Drª. Loraine Cruvinel, Psiquiatra, dentro da programação do Suave Mente, festival de arteterapia promovido pela Toca , aborda sobre preconceito frente aos transtornos mentais.
A seguir, texto de Loraine Cruvinel:
“Depressão não é doença.”
“Quem precisa de psiquiatra é doido”.
“Você não precisa de remédio, precisa tomar vergonha e reagir”.
“É só se ocupar com algo que isso logo passa”.
Você já ouviu alguma dessas frases? Com certeza sim.
Não é por acaso que muitos indivíduos que sofrem de condições como síndrome do pânico, transtorno obsessivo-compulsivo, alcoolismo ou mesmo de depressão, sofrem triplamente: pela doença, pela frustração de não conseguirem controlar suas mentes e pelo preconceito de quem desconhece completamente a seriedade dos transtornos mentais.
Se você vê alguém com diarreia ou com uma hemorragia, com certeza não dirá nenhuma das frases acima e tomará providências imediatamente. Mas é comum que em se tratando de sintomas dos transtornos mentais, as pessoas os subestimem ou ignorem.
Até finalmente chegarem ao consultório de um psiquiatra, muitas pessoas gastam uma enorme quantidade de energia e dinheiro nesse processo, aumentando em muito a sensação de incapacidade e os riscos de evoluírem para um suicídio.
É justamente nesse contexto de desconhecimento e ausência de tratamento correto, que a morte passa a ser vista como a única opção de alívio definitivo da dor.
É comum que a negação do problema seja tão grande, que estas pessoas acabam perambulando pelas mais diversas especialidades médicas em busca de um diagnóstico que explique tamanho mal-estar. E infelizmente chegam a ouvir inclusive dos próprios profissionais de saúde: “você não tem nada”.
Depois de muito sofrer, quando finalmente aceitam a ideia de cuidar da saúde mental, o quadro já está extremamente grave.

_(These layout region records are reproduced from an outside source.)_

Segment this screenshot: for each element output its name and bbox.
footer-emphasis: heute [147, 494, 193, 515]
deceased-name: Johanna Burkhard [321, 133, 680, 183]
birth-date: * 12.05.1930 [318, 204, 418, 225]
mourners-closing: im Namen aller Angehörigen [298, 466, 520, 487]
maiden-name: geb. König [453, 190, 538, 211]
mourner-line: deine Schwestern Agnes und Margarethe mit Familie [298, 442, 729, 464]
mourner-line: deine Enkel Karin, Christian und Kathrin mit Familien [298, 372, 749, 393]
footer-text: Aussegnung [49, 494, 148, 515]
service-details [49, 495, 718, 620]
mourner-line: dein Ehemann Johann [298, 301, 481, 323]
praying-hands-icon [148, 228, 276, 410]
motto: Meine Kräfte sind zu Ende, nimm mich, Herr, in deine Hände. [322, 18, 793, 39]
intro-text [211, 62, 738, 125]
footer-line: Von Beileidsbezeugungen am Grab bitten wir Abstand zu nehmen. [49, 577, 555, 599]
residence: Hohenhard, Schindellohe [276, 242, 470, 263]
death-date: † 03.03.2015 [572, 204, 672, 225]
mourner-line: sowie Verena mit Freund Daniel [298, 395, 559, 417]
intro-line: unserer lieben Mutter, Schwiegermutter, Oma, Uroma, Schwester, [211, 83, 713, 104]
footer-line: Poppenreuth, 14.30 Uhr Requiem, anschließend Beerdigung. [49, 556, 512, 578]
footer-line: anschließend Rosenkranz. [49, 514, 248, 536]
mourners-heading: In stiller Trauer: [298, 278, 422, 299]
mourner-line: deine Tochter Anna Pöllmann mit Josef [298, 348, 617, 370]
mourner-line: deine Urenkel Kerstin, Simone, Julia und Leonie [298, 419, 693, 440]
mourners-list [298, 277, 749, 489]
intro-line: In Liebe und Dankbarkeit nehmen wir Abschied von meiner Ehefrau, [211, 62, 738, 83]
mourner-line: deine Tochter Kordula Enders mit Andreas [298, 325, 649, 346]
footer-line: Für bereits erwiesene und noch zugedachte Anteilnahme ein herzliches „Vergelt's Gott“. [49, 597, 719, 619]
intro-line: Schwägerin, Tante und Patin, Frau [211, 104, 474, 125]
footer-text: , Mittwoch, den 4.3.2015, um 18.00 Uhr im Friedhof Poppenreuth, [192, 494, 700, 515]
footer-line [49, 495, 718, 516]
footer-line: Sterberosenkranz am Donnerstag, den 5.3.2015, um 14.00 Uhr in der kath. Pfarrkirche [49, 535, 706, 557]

Por tudo isso é urgente entender que há uma complexa cascata de reações químicas envolvidas nos comandos que o sistema nervoso emite para todo o corpo. Quando perdemos ou ignoramos essa função hierárquica do cérebro, estamos sujeitos a uma série de desequilíbrios do sistema emocional. Um exemplo prático disso, é que quando áreas instintivas do cérebro (principalmente áreas límbicas responsáveis pelos mecanismos básicos de defesa) deixam de ser dominadas pelo córtex, podemos ter como resultado uma pessoa com constantes acessos de ansiedade e em sequência um processo depressivo.

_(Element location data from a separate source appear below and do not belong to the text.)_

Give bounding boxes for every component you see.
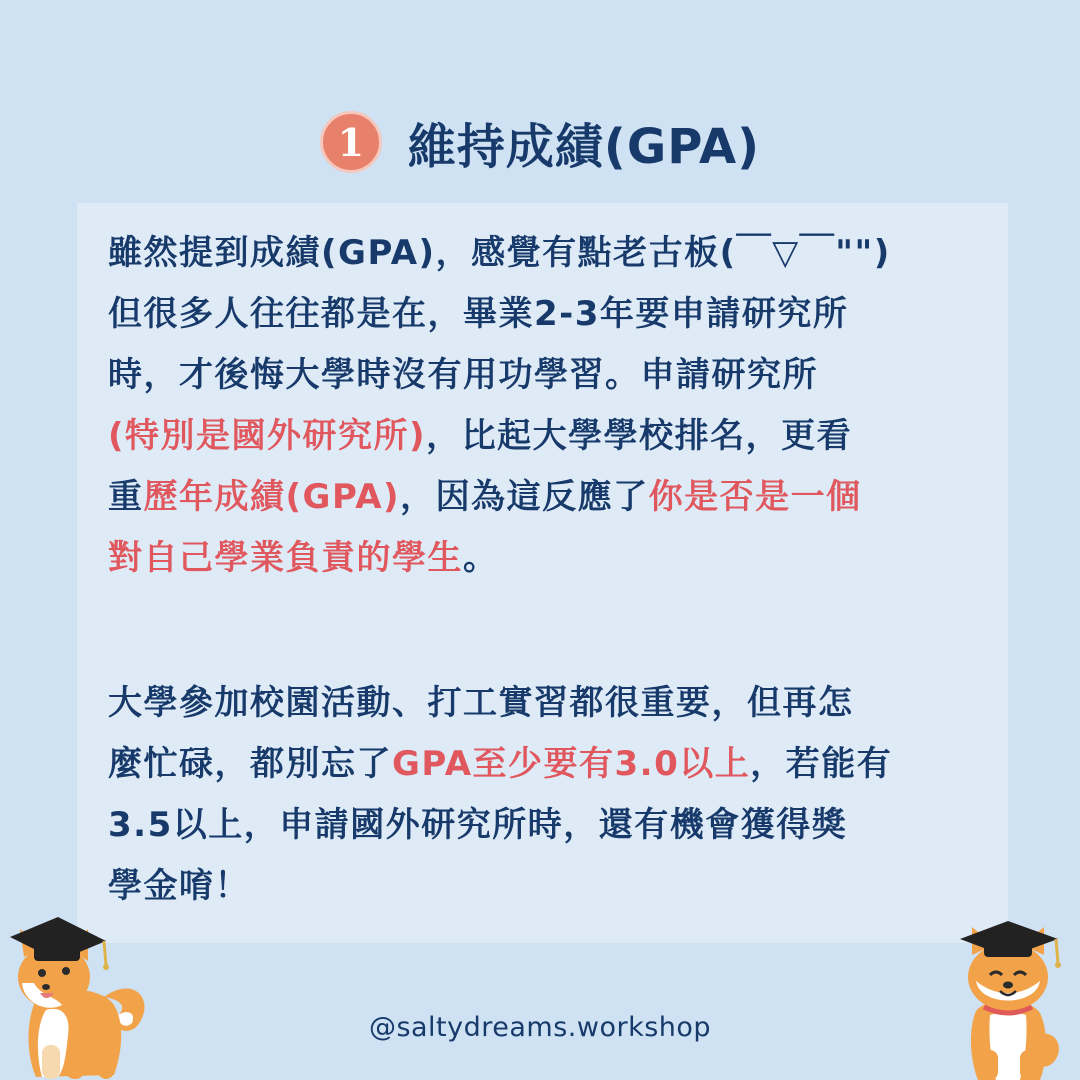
body-text: 雖然提到成績(GPA)，感覺有點老古板(￣▽￣"") bbox=[108, 233, 891, 273]
body-text: ，比起大學學校排名，更看 bbox=[426, 416, 853, 456]
text-line bbox=[108, 528, 984, 589]
body-text: 。 bbox=[463, 538, 499, 578]
number-badge: 1 bbox=[320, 111, 382, 173]
body-text: ，若能有 bbox=[750, 744, 893, 784]
highlight-text: 對自己學業負責的學生 bbox=[108, 538, 463, 578]
highlight-text: (特別是國外研究所) bbox=[108, 416, 427, 456]
text-line bbox=[108, 734, 984, 795]
body-text: 重 bbox=[108, 477, 144, 517]
page-title: 維持成績(GPA) bbox=[407, 118, 761, 175]
highlight-text: GPA至少要有3.0以上 bbox=[392, 744, 751, 784]
text-line bbox=[108, 856, 984, 917]
body-text: 但很多人往往都是在，畢業2-3年要申請研究所 bbox=[108, 294, 849, 334]
highlight-text: 你是否是一個 bbox=[648, 477, 862, 517]
text-line bbox=[108, 284, 984, 345]
body-text: 麼忙碌，都別忘了 bbox=[108, 744, 392, 784]
paragraph-2 bbox=[108, 673, 984, 917]
body-text: ，因為這反應了 bbox=[400, 477, 649, 517]
text-line bbox=[108, 673, 984, 734]
shiba-graduate-right-illustration bbox=[950, 915, 1070, 1080]
body-text: 學金唷！ bbox=[108, 866, 250, 906]
highlight-text: 歷年成績(GPA) bbox=[143, 477, 401, 517]
header bbox=[0, 102, 1080, 182]
paragraph-1 bbox=[108, 223, 984, 589]
shiba-graduate-left-illustration bbox=[6, 905, 156, 1080]
body-text: 3.5以上，申請國外研究所時，還有機會獲得獎 bbox=[108, 805, 848, 845]
text-line bbox=[108, 223, 984, 284]
text-line bbox=[108, 467, 984, 528]
account-handle: @saltydreams.workshop bbox=[368, 1012, 712, 1043]
text-line bbox=[108, 345, 984, 406]
body-text: 時，才後悔大學時沒有用功學習。申請研究所 bbox=[108, 355, 818, 395]
text-line bbox=[108, 795, 984, 856]
text-line bbox=[108, 406, 984, 467]
body-text: 大學參加校園活動、打工實習都很重要，但再怎 bbox=[108, 683, 854, 723]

Vale lembrar que a depressão é um transtorno mental dos mais graves e incapacitantes. Dentre as 10 principais causas de afastamento do trabalho em todo o mundo, 5 são em decorrência de transtornos mentais. A depressão aparece em primeiro lugar.
Se não se deve debochar ou subestimar doenças como o câncer ou o lúpus, também não há razão para fazer isso com as doenças mentais. Elas precisam ser encaradas com a mesma seriedade e consciência, assim como com outras doenças como hipertensão e diabete, SE NÃO HÁ TRATAMENTO CORRETO, A VIDA ESTÁ EM RISCO.

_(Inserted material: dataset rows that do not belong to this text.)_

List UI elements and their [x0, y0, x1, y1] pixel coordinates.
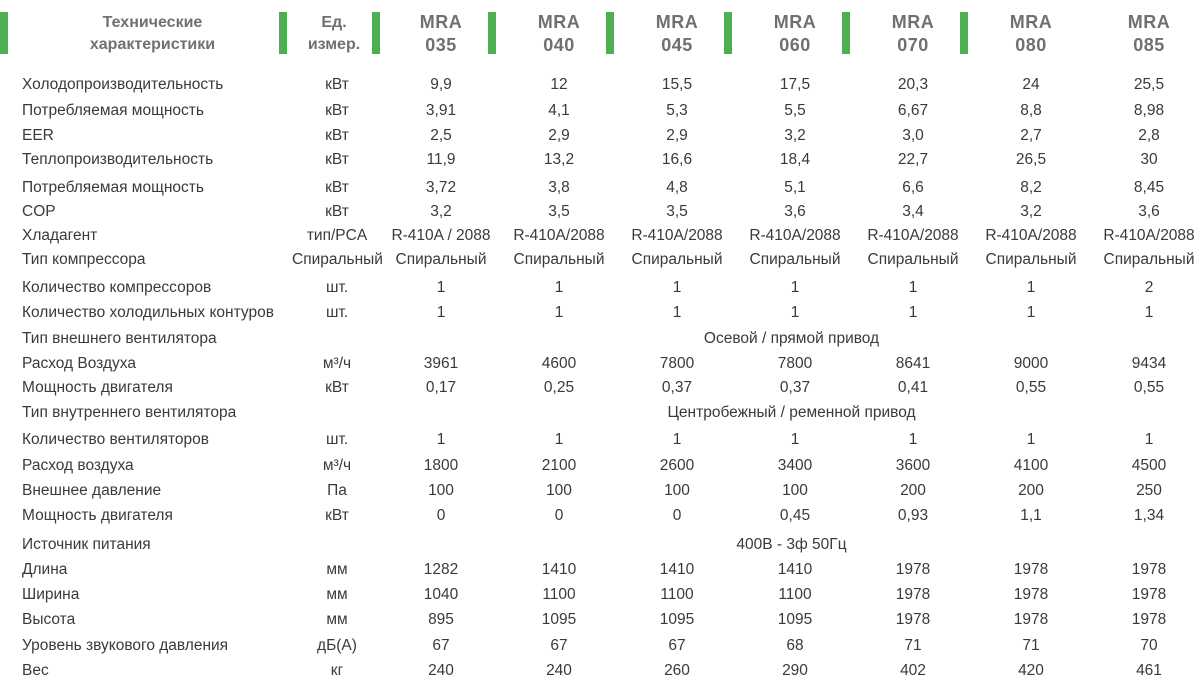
row-value: 3400: [777, 457, 813, 474]
row-value: 100: [782, 482, 808, 499]
header-model: [972, 0, 1090, 68]
row-unit: кВт: [325, 151, 349, 168]
row-value: 100: [546, 482, 572, 499]
table-row: [0, 326, 1200, 351]
row-label: Количество вентиляторов: [22, 431, 209, 448]
row-unit: кВт: [325, 102, 349, 119]
row-value: 200: [900, 482, 926, 499]
row-label: Количество компрессоров: [22, 279, 212, 296]
row-value: 1978: [895, 611, 931, 628]
row-value: 1,34: [1133, 507, 1165, 524]
row-value: 3,5: [666, 203, 688, 220]
accent-bar: [372, 12, 380, 54]
row-unit: тип/PCA: [306, 227, 368, 244]
row-value: R-410A/2088: [985, 227, 1077, 244]
row-value: 3,72: [425, 179, 457, 196]
table-row: [0, 633, 1200, 658]
row-value: 1: [672, 431, 682, 448]
row-unit: мм: [326, 586, 348, 603]
row-value: 3600: [895, 457, 931, 474]
row-value: 1100: [660, 586, 694, 603]
row-value: 0,55: [1015, 379, 1047, 396]
row-value: 70: [1140, 637, 1158, 654]
row-value: 71: [1022, 637, 1040, 654]
row-label: EER: [22, 127, 54, 144]
row-unit: шт.: [325, 431, 349, 448]
row-value: 4,8: [666, 179, 688, 196]
table-row: [0, 503, 1200, 528]
accent-bar: [724, 12, 732, 54]
table-row: [0, 427, 1200, 452]
row-value: 24: [1022, 76, 1040, 93]
row-unit: мм: [326, 611, 348, 628]
row-value: 2,9: [666, 127, 688, 144]
row-value: 3,2: [784, 127, 806, 144]
header-title-line-1: Технические: [102, 14, 203, 31]
header-model-number: 070: [897, 35, 929, 55]
row-value: 2600: [659, 457, 695, 474]
row-value: R-410A/2088: [513, 227, 605, 244]
row-value: 1978: [895, 561, 931, 578]
row-value: 100: [664, 482, 690, 499]
row-value: R-410A/2088: [631, 227, 723, 244]
row-value: 3961: [423, 355, 459, 372]
header-model: [500, 0, 618, 68]
header-model-series: MRA: [655, 12, 699, 32]
row-value: 1: [554, 279, 564, 296]
row-value: 260: [664, 662, 690, 679]
row-value: 4,1: [548, 102, 570, 119]
header-model: [382, 0, 500, 68]
header-model-number: 080: [1015, 35, 1047, 55]
table-row: [0, 199, 1200, 224]
row-value: 1: [436, 304, 446, 321]
row-label: Внешнее давление: [22, 482, 162, 499]
row-value: 3,6: [1138, 203, 1160, 220]
table-row: [0, 607, 1200, 632]
row-value: 0: [672, 507, 682, 524]
row-value: 9,9: [430, 76, 452, 93]
row-value: 17,5: [779, 76, 811, 93]
row-label: Тип внешнего вентилятора: [22, 330, 217, 347]
row-value: Спиральный: [395, 251, 487, 268]
row-value: 0: [554, 507, 564, 524]
row-value: 67: [668, 637, 686, 654]
row-label: Расход Воздуха: [22, 355, 136, 372]
table-row: [0, 582, 1200, 607]
row-label: Количество холодильных контуров: [22, 304, 274, 321]
row-value: Спиральный: [867, 251, 959, 268]
row-value: 68: [786, 637, 804, 654]
row-value: 1: [436, 279, 446, 296]
row-value: 4100: [1013, 457, 1049, 474]
header-model-number: 040: [543, 35, 575, 55]
row-value: Спиральный: [631, 251, 723, 268]
row-value: 3,6: [784, 203, 806, 220]
header-model-series: MRA: [891, 12, 935, 32]
row-value: R-410A/2088: [867, 227, 959, 244]
row-value: 1: [1026, 431, 1036, 448]
table-row: [0, 658, 1200, 683]
row-value: 1: [908, 304, 918, 321]
header-model-series: MRA: [537, 12, 581, 32]
row-value: 1410: [541, 561, 577, 578]
row-value: 1: [908, 431, 918, 448]
header-model-number: 045: [661, 35, 693, 55]
row-label: Высота: [22, 611, 76, 628]
row-value: 1978: [1131, 611, 1167, 628]
row-value: 1: [1026, 304, 1036, 321]
row-value: 0: [436, 507, 446, 524]
row-value: 0,41: [897, 379, 929, 396]
row-value: Спиральный: [1103, 251, 1195, 268]
row-value: 2100: [541, 457, 577, 474]
row-value: 25,5: [1133, 76, 1165, 93]
header-unit: [285, 0, 383, 68]
row-value: 1978: [1131, 586, 1167, 603]
row-value: 0,45: [779, 507, 811, 524]
row-unit: [292, 400, 382, 425]
row-value: 67: [550, 637, 568, 654]
header-model: [736, 0, 854, 68]
table-row: [0, 453, 1200, 478]
header-title: [0, 0, 285, 68]
row-value: 16,6: [661, 151, 693, 168]
row-unit: кВт: [325, 507, 349, 524]
row-value: 71: [904, 637, 922, 654]
table-row: [0, 123, 1200, 148]
row-value: 3,5: [548, 203, 570, 220]
header-model-number: 060: [779, 35, 811, 55]
row-value: 0,93: [897, 507, 929, 524]
row-value: 30: [1140, 151, 1158, 168]
row-value: 1978: [895, 586, 931, 603]
header-model-series: MRA: [773, 12, 817, 32]
row-unit: кВт: [325, 379, 349, 396]
row-value: 3,0: [902, 127, 924, 144]
row-value: 1095: [541, 611, 577, 628]
row-value: 290: [782, 662, 808, 679]
row-value: 1978: [1131, 561, 1167, 578]
row-value: 4500: [1131, 457, 1167, 474]
row-unit: кВт: [325, 76, 349, 93]
row-value: 895: [428, 611, 454, 628]
row-label: Потребляемая мощность: [22, 102, 204, 119]
header-title-line-2: характеристики: [89, 36, 216, 53]
row-value: 1: [1144, 304, 1154, 321]
row-value: 1: [1026, 279, 1036, 296]
row-label: Длина: [22, 561, 68, 578]
row-value: 1095: [777, 611, 813, 628]
row-value: 4600: [541, 355, 577, 372]
row-value: 26,5: [1015, 151, 1047, 168]
row-value: 8,2: [1020, 179, 1042, 196]
table-row: [0, 532, 1200, 557]
header-model-series: MRA: [419, 12, 463, 32]
row-value: 3,2: [1020, 203, 1042, 220]
row-value: 1,1: [1020, 507, 1042, 524]
row-label: Ширина: [22, 586, 80, 603]
accent-bar: [960, 12, 968, 54]
row-value: 15,5: [661, 76, 693, 93]
row-value: 0,25: [543, 379, 575, 396]
row-value: 3,2: [430, 203, 452, 220]
row-value: 12: [550, 76, 568, 93]
row-value: 20,3: [897, 76, 929, 93]
row-value: 3,91: [425, 102, 457, 119]
accent-bar: [488, 12, 496, 54]
row-merged-value: Центробежный / ременной привод: [667, 404, 916, 421]
row-label: Тип компрессора: [22, 251, 146, 268]
row-value: 8,45: [1133, 179, 1165, 196]
row-value: 1: [790, 279, 800, 296]
header-unit-line-2: измер.: [307, 36, 361, 53]
row-unit: Спиральный: [292, 251, 383, 268]
table-row: [0, 300, 1200, 325]
header-model-number: 085: [1133, 35, 1165, 55]
row-value: 1100: [542, 586, 576, 603]
table-row: [0, 223, 1200, 248]
row-value: 13,2: [543, 151, 575, 168]
row-value: 2,5: [430, 127, 452, 144]
header-model-series: MRA: [1127, 12, 1171, 32]
row-unit: кВт: [325, 127, 349, 144]
row-value: 1: [908, 279, 918, 296]
row-value: 0,55: [1133, 379, 1165, 396]
row-unit: шт.: [325, 304, 349, 321]
row-value: 1282: [423, 561, 459, 578]
row-value: 7800: [659, 355, 695, 372]
table-row: [0, 72, 1200, 97]
table-row: [0, 478, 1200, 503]
row-label: Хладагент: [22, 227, 98, 244]
row-value: 1095: [659, 611, 695, 628]
row-label: Уровень звукового давления: [22, 637, 229, 654]
row-value: 5,3: [666, 102, 688, 119]
row-value: 100: [428, 482, 454, 499]
row-value: 1040: [423, 586, 459, 603]
row-merged-value: 400В - 3ф 50Гц: [736, 536, 847, 553]
row-unit: м³/ч: [322, 355, 352, 372]
row-value: 1978: [1013, 561, 1049, 578]
accent-bar: [606, 12, 614, 54]
row-unit: шт.: [325, 279, 349, 296]
row-value: 240: [428, 662, 454, 679]
table-row: [0, 175, 1200, 200]
row-value: 6,67: [897, 102, 929, 119]
table-row: [0, 557, 1200, 582]
row-value: Спиральный: [749, 251, 841, 268]
row-label: Мощность двигателя: [22, 379, 173, 396]
row-unit: дБ(А): [317, 637, 357, 654]
row-value: 7800: [777, 355, 813, 372]
row-value: 1800: [423, 457, 459, 474]
accent-bar: [842, 12, 850, 54]
row-value: 2,8: [1138, 127, 1160, 144]
row-label: Тип внутреннего вентилятора: [22, 404, 237, 421]
row-unit: [292, 326, 382, 351]
row-value: 200: [1018, 482, 1044, 499]
row-unit: мм: [326, 561, 348, 578]
table-row: [0, 147, 1200, 172]
row-label: COP: [22, 203, 56, 220]
row-value: 461: [1136, 662, 1162, 679]
row-value: R-410A/2088: [1103, 227, 1195, 244]
row-label: Расход воздуха: [22, 457, 134, 474]
header-model: [618, 0, 736, 68]
row-unit: Па: [327, 482, 347, 499]
row-value: 0,37: [661, 379, 693, 396]
row-value: 6,6: [902, 179, 924, 196]
row-label: Потребляемая мощность: [22, 179, 204, 196]
row-merged-value: Осевой / прямой привод: [703, 330, 880, 347]
row-unit: [292, 532, 382, 557]
row-value: 1: [790, 431, 800, 448]
row-value: 0,37: [779, 379, 811, 396]
header-model: [854, 0, 972, 68]
row-unit: кВт: [325, 179, 349, 196]
row-label: Вес: [22, 662, 49, 679]
header-unit-line-1: Ед.: [321, 14, 347, 31]
row-value: 9434: [1131, 355, 1167, 372]
row-value: 3,8: [548, 179, 570, 196]
row-label: Теплопроизводительность: [22, 151, 214, 168]
table-row: [0, 275, 1200, 300]
row-value: 0,17: [425, 379, 457, 396]
row-value: 8,8: [1020, 102, 1042, 119]
row-unit: м³/ч: [322, 457, 352, 474]
row-value: 402: [900, 662, 926, 679]
row-value: Спиральный: [513, 251, 605, 268]
row-value: 1410: [659, 561, 695, 578]
row-value: 1: [790, 304, 800, 321]
row-value: 8,98: [1133, 102, 1165, 119]
row-value: 1978: [1013, 611, 1049, 628]
row-value: 67: [432, 637, 450, 654]
row-value: 1: [436, 431, 446, 448]
row-value: 9000: [1013, 355, 1049, 372]
header-model-series: MRA: [1009, 12, 1053, 32]
row-value: 250: [1136, 482, 1162, 499]
row-value: 5,5: [784, 102, 806, 119]
row-value: 2,9: [548, 127, 570, 144]
row-value: 3,4: [902, 203, 924, 220]
row-value: 1: [554, 431, 564, 448]
table-header: [0, 0, 1200, 70]
row-value: 18,4: [779, 151, 811, 168]
row-label: Мощность двигателя: [22, 507, 173, 524]
table-row: [0, 400, 1200, 425]
row-value: 1: [554, 304, 564, 321]
row-value: 1410: [777, 561, 813, 578]
row-unit: кг: [330, 662, 344, 679]
table-row: [0, 375, 1200, 400]
table-row: [0, 351, 1200, 376]
row-value: 2,7: [1020, 127, 1042, 144]
row-value: 1100: [778, 586, 812, 603]
table-row: [0, 98, 1200, 123]
row-value: 1: [672, 279, 682, 296]
row-label: Холодопроизводительность: [22, 76, 224, 93]
row-unit: кВт: [325, 203, 349, 220]
row-label: Источник питания: [22, 536, 151, 553]
row-value: Спиральный: [985, 251, 1077, 268]
header-model: [1090, 0, 1200, 68]
row-value: 1978: [1013, 586, 1049, 603]
row-value: 240: [546, 662, 572, 679]
row-value: 2: [1144, 279, 1154, 296]
row-value: 8641: [895, 355, 931, 372]
row-value: R-410A/2088: [749, 227, 841, 244]
row-value: 1: [1144, 431, 1154, 448]
table-row: [0, 247, 1200, 272]
row-value: 5,1: [784, 179, 806, 196]
row-value: 11,9: [426, 151, 456, 168]
row-value: R-410A / 2088: [391, 227, 491, 244]
header-model-number: 035: [425, 35, 457, 55]
row-value: 420: [1018, 662, 1044, 679]
row-value: 1: [672, 304, 682, 321]
row-value: 22,7: [897, 151, 929, 168]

A história tratou os pacientes psiquiátricos como “possuídos por demônios”, “pessoas que perderam o controle de sua mente por castigo divino” e nos deixou um triste legado de preconceito que até hoje assola muitos pacientes e familiares. Como disse Albert Einstein, lamentando a triste época em que vivia, “é mais fácil desintegrar um átomo que um preconceito”.
Em pleno 2022, ideias preconceituosas devem ser combatidas com ainda mais veemência. Já é hora de entender que ninguém é culpado por desenvolver transtornos mentais. Todos nós passamos por dificuldades e estamos sujeitos a desenvolver transtornos. Ninguém está imune e inatingível. Não dá para continuar ignorando até mesmo as determinações genéticas, que estão na base desses desfechos na saúde mental.
Por isso é muito importante termos consciência e responsabilidade sobre o que dizemos e aconselhamos quando estamos diante de alguém em sofrimento. A informação salva vidas, a desinformação mata. Cuide-se. Cuidar de nós mesmos também é um gesto de cuidado com todas as pessoas que nos cercam. Se você estiver passando por um momento difícil, lembre-se: não fique adiando a busca por ajuda. Afaste-se de pessoas leigas que só desencorajam o seu tratamento por completa ignorância dos fatos, busque aprofundar os seus conhecimentos sobre o que favorece um bom funcionamento cerebral, cultive bons hábitos de vida e primeiro: busque ajuda.
Dra. Loraine Cruvinel
Médica, membro da Associação Brasileira de Psiquiatria, Coautora do livro “Suicídio: a vida não pode parar”.